Icon of the month: Lycra

First published in Third Way magazine, November 2011.

Next time you hear some smart Alice saying she doesn’t believe man landed on the moon, be sure to remind her about smoke detectors and digital thermometers, cordless drills and water filtration units that save lives in developing countries. That’s an awful lot of real technology and innovation developed alongside something just faked up on a back lot in Burbank by Stanley Kubrick. Remind her that our lives today would be very different if scientists in the 50s and 60s hadn’t focused their efforts on the ludicrous notion of getting human beings into orbit. She wouldn’t be bouncing around in her cushion soled trainers fastened with Velcro or bouncing on her memory foam bed; indeed if it weren’t for the developments in textile innovation brought about by the space race, several other things would be bouncing around too. When Neil Armstrong first stood on the moon, he was making one giant leap for mankind and one minimised wobble for the rest of us.

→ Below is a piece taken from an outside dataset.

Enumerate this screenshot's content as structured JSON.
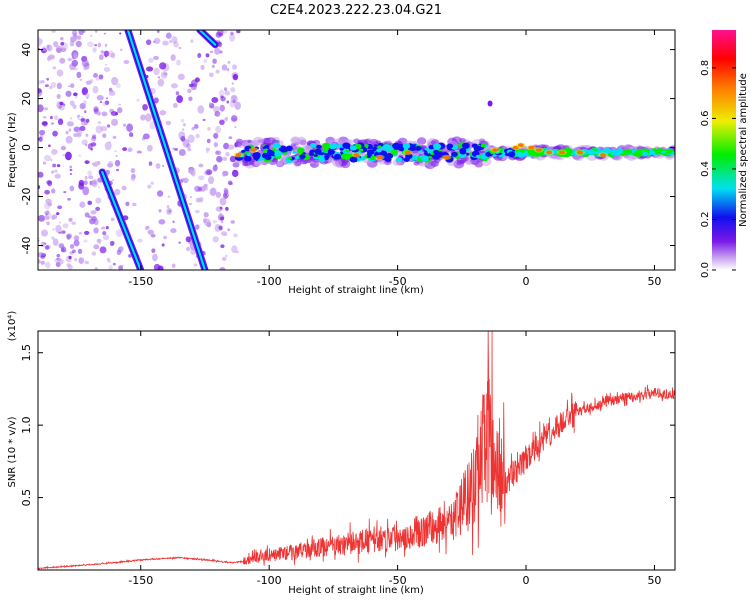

Lycra was developed in 1959 by C. L. Sandquist and JosephShivers, two scientists working for the Du Pont Company in Waynesboro, Virginia. 20 of the 21 layers of the space suits worn by the Apollo crew were made by Du Pont, who had already developed neoprene and nylon in the 1930s. Shivers and Sandquist spent a decade developing polyurethane-polyurea copolymer, a new hard-wearing, lightweight, stretchable fibre which Du Pont wisely renamed Lycra. The filaments in this new fibre were found to be so strong, they could be stretched to seven times their original length before springing back into shape. Lycra could also be blended easily with other fibres, making fabrics that were easy to launder and longer lasting. These unique properties made Lycra an essential for the wear and tear of early space flight, and a gift to modern people who don’t like ironing much.

By the late sixties most professional athletes and swimmers were wearing Lycra. It was not only easy to move in, but also light weight, breathable and quick drying. Textile scientists found that its molecular structure allowed it to take up dyes very easily, so by the time the keep fit boom of the late 70s and early eighties came round, Lycra was available in a myriad of colours. (Thank goodness! Diana Moran doing lunges on breakfast telly as “The Off-White Goddess” just wouldn’t have been the same…)

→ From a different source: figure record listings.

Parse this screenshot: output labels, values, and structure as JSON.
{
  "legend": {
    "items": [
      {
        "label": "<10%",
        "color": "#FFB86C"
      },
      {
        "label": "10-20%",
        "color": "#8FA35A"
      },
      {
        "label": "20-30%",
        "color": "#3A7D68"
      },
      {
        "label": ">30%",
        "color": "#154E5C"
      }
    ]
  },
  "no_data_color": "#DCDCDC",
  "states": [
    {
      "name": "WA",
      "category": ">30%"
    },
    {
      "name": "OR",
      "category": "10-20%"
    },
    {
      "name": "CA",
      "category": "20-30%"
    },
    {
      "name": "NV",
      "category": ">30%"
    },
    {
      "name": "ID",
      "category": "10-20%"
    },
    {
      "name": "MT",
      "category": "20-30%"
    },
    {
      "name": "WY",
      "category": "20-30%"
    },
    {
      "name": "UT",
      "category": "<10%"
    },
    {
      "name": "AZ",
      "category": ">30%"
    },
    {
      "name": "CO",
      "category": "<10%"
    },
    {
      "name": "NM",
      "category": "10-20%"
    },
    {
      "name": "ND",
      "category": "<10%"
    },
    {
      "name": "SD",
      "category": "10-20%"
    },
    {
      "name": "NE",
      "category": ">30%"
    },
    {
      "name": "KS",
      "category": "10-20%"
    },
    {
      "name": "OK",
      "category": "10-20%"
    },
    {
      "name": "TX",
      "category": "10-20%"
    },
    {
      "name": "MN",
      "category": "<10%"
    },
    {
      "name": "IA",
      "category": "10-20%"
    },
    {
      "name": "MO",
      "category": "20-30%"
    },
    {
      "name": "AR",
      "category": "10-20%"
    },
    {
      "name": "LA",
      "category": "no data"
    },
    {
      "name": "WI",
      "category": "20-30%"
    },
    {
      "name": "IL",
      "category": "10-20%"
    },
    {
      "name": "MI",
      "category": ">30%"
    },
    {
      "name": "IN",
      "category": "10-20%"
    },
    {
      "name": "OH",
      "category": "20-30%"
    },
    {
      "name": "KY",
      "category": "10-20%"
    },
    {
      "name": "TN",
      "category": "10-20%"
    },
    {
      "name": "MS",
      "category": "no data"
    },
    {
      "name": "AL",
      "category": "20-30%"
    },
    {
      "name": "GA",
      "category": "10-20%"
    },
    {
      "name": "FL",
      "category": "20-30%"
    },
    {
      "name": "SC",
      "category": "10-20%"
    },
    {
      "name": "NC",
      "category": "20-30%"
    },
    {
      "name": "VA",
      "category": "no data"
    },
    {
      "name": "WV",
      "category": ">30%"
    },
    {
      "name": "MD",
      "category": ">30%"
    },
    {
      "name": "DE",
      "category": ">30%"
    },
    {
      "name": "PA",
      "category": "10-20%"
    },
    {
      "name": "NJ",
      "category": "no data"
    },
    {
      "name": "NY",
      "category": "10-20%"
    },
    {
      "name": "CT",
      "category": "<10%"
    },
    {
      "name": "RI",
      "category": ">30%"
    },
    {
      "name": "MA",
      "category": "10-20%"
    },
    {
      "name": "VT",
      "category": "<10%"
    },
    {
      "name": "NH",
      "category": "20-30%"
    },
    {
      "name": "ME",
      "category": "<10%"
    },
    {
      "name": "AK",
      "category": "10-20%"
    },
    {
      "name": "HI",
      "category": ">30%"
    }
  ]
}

Even today Lycra remains unparalleled as the most practical fabric you could possibly wear for sport and exercise. Unfortunately it is also unparalleled as the least flattering. By stretching up to 700% it helpfully draws attention to every curve, lump and protuberance.

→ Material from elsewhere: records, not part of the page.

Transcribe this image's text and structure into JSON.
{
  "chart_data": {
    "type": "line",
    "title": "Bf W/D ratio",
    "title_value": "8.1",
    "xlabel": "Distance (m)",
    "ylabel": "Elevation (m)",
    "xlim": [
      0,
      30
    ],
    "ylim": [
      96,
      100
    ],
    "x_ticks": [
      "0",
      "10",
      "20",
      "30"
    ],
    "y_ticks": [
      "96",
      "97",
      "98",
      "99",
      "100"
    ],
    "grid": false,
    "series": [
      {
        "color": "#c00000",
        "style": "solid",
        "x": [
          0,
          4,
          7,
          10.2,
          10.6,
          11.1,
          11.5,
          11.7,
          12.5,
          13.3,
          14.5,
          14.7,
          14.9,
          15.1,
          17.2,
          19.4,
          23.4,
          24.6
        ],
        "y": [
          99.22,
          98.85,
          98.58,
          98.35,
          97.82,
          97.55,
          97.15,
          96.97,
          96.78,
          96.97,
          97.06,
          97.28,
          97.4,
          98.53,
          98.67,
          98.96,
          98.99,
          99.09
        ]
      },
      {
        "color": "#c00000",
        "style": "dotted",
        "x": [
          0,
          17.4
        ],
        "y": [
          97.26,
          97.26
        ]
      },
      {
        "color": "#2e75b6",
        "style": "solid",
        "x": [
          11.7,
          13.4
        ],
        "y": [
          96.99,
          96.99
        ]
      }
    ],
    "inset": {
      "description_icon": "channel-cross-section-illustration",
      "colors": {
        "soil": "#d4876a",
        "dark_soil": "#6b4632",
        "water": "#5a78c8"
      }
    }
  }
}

Countless resolutions to go to the gym have faltered when people have caught sight of themselves in their new Lycra kit and felt too exposed to leave the changing room – making Lycra’s European slogan “Clothes that love you back” feel somewhat insincere. It seems fitting (no pun intended) that Du Pont, who started out as producers of gunpowder and explosives continue to instill terror with their products.

Fortunately Lycra’s stretchiness also means it provides the solution for those who haven’t been going to the gym.  Men can purchase a Lycra-heavy man girdle, or “mirdle”, to tame their beer gut into a tidy six pack, whilst women have a confusing range of “shape wear” and “control” garments to choose from. These terrifyingly constricting items – essentially tight tubes of Lycra – have stern warnings on their labels stating “Do not wear for more than eight hours.” A Victorian woman fainting after squeezing herself into a whalebone corset is not that dissimilar to a modern woman losing all feeling in her extremities after pouring herself into Spanx.

Lycra is a contradiction, aid to both the fit and the fat.  It’s your best friend hiding your lumps and bumps and your worst enemy making you feel exposed. As with all enemies, Christians are advised to turn the other cheek – the great thing about wearing Lycra is you have got the full four cheeks to choose from.